Both of these procedures make it easier to write the robot.
If we couldn’t do this, then if the robot runs out of places to look for targets, it’d have to go round and look at all the walls again, perhaps for a long time, before finding one that has moved.
So Simon, what’s your feeling about doing this kind of wall checking… is it allowed?
Of course we can’t find the targets with this kind of method. The robots have still got to go around an look at all the possible places they could be.
Um, No. The bots should only use data that they’ve actually collected from observation - as if they were humans put in the maze for the first time. You should assume that your ONLY sources of new data are from lineOfSight() and visibleTargets. What you haven’t actually seen you can’t know about… I said it was tricky!
BTW can anyone suggest a good single-figure scoring system? The best bots should have the lowest turns and the lowest CPU usage - what’s a good way of combining these numbers to give an overall ‘fitness’ score?
My bot only ADDs walls by observation. It’s only the removal of SOME walls it does “by ESP” So it’s not so bad.
lineOfSight unfortunately takes 2 points as parameters. So just specifying that lineOfSight should be used does not restrict the robot from testing any points, even if it can’t see them. I agree with Jackal in this regard… an interface that only allows the operations that are considered legal would help to produce bots that abide by the rules.
You can remove this “cheat” functionality from TimsAI by deleting the if statement that begins like this: if( parent.gameTurn % PERIOD_OBJECTS == 0. TimsAI still works without this, but it’s no longer guaranteed to find all the targets. It requires a whole extra strategy to deal with this situation.
OK, point taken! I’ve added 3 new methods to Player (new source);
int castRay(x,y) - returns distance from bot to nearest wall or to x,y if no wall hit
int castRay(dir) - returns distance from bot to nearest wall in direction dir
boolean canSee(x,y) - returns true if x,y is visible to bot
So now instead of parent.lineOfSight(player.x,player.y,x,y) you can now use player.castRay(x,y).
These are now the only calls that a bot can legally use…
Erm… the source isn’t in the .jar file… it’s in the .zip file: fow.zip)
Thanks for that. It certainly makes it a lot clearer.
However… (you knew that there was a however didn’t you? )
(1)
These calls don’t restrict their ability to see to the direction the bot is facing. Is this what you intended?
(2)
Being restricted to only these calls for sensing makes it extremely difficult to create any kind of grid where it’s possible to test the emptiness, or otherwise, or a grid cell with exactitude (i.e. to repeatedly get the same answer, even if the bot has moved somewhere else but can still “see” the cell).
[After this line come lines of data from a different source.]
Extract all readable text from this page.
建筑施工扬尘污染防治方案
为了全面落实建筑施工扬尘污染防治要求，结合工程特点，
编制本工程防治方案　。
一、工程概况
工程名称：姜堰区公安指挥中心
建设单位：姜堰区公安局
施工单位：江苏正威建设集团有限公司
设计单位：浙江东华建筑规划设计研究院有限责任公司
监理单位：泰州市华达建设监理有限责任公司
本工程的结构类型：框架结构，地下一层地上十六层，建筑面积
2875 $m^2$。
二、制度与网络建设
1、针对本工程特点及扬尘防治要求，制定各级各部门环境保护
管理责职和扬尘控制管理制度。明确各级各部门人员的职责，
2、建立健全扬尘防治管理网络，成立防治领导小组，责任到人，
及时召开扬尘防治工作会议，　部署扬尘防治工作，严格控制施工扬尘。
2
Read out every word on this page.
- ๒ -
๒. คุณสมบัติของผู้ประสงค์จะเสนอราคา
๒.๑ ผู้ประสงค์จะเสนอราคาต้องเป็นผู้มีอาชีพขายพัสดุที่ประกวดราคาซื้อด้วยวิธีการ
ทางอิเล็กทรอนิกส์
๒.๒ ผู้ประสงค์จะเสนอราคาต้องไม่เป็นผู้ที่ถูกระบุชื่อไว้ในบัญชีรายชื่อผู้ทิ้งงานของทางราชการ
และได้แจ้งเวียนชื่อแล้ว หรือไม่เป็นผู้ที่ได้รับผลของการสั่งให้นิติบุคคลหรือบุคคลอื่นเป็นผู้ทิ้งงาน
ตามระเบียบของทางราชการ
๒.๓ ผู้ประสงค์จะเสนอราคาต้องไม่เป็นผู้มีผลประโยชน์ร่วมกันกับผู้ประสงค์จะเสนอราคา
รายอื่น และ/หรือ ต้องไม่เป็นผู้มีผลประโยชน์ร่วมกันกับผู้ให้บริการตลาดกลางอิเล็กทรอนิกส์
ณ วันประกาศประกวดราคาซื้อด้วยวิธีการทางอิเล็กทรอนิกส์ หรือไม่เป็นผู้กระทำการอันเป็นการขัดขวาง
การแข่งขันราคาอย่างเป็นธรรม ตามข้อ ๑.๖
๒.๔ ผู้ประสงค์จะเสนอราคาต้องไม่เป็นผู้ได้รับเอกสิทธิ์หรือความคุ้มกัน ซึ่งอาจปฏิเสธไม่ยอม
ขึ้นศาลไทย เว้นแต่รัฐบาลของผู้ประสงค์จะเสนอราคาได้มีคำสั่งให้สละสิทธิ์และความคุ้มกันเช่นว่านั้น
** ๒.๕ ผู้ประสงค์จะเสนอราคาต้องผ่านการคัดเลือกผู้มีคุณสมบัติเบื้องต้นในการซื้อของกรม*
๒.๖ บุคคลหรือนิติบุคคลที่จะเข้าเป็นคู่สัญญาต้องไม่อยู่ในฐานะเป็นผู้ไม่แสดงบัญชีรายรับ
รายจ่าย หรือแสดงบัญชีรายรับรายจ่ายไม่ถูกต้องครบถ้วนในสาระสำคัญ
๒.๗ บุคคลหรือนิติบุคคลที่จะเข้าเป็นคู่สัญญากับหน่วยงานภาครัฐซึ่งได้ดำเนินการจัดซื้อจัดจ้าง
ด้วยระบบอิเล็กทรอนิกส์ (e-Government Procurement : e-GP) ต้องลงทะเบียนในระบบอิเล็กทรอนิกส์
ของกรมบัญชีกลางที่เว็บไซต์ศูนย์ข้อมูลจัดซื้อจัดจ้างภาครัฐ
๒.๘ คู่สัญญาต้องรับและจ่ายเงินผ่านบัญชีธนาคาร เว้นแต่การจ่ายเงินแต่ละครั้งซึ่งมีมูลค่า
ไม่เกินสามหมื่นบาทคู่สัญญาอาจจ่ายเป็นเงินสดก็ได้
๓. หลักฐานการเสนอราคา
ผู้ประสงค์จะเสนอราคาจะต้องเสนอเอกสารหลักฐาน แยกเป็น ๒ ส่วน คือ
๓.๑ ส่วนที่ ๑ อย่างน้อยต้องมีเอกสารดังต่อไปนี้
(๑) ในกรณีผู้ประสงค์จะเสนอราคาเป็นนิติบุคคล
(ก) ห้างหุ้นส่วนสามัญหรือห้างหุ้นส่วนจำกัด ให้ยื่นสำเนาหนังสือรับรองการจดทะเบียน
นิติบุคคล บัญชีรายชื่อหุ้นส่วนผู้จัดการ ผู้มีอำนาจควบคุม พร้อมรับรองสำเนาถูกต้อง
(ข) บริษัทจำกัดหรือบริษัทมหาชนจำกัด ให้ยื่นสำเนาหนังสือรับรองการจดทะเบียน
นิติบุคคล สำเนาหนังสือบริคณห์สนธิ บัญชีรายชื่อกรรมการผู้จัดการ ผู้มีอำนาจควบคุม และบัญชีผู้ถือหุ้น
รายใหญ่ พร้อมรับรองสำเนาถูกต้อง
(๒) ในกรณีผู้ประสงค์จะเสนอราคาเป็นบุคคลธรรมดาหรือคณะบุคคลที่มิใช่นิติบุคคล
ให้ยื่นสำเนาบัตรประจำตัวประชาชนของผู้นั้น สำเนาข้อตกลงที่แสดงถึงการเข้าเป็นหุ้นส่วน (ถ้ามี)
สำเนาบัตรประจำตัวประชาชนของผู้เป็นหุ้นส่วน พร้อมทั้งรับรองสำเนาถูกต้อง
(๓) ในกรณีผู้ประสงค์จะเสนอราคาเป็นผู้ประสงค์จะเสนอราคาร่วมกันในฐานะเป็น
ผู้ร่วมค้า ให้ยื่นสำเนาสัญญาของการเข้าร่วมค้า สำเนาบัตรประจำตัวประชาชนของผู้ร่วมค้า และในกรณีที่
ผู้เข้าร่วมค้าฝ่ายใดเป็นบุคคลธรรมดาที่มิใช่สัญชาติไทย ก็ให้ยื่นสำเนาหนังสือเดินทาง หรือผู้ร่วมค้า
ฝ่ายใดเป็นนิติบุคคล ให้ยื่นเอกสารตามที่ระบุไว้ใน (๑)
I’ve spent quite some time trying to come up with a reliable method for this, but so far I’ve failed. For any test I’ve come up with so far to define walls (the ones that never move), I haven’t been able to prove consistently that the cell is still occupied.
So eventually I thought… hold on, Simon’s AStar based bots define a grid… what do they do?
… and I find that they test emptiness by making calls to parent.canMoveTo(x,y); – so is this allowed?
UPDATE: OK, I’ve got a modified version of my bot (TimsAI.java) that ONLY uses the functions specified for it’s sensing of the environment. It doesn’t use parent.canMoveTo(x,y). It still manages to finish most of the time, but it’s efficiency is hampered by it’s inability to be certain about the status of the walls. :-\ I think I’ve now figured out a method to do wall sensing a bit more accurately (a verification scheme – but still not 100%), but it’d be a lot easier just to use parent.canMoveTo()!
(1) I originally intended the bots to stick to their FOVs but on considration changed it. It seems fair to allow a bot to look in any direction and move all in one turn. Rabbits have near 360’ vision…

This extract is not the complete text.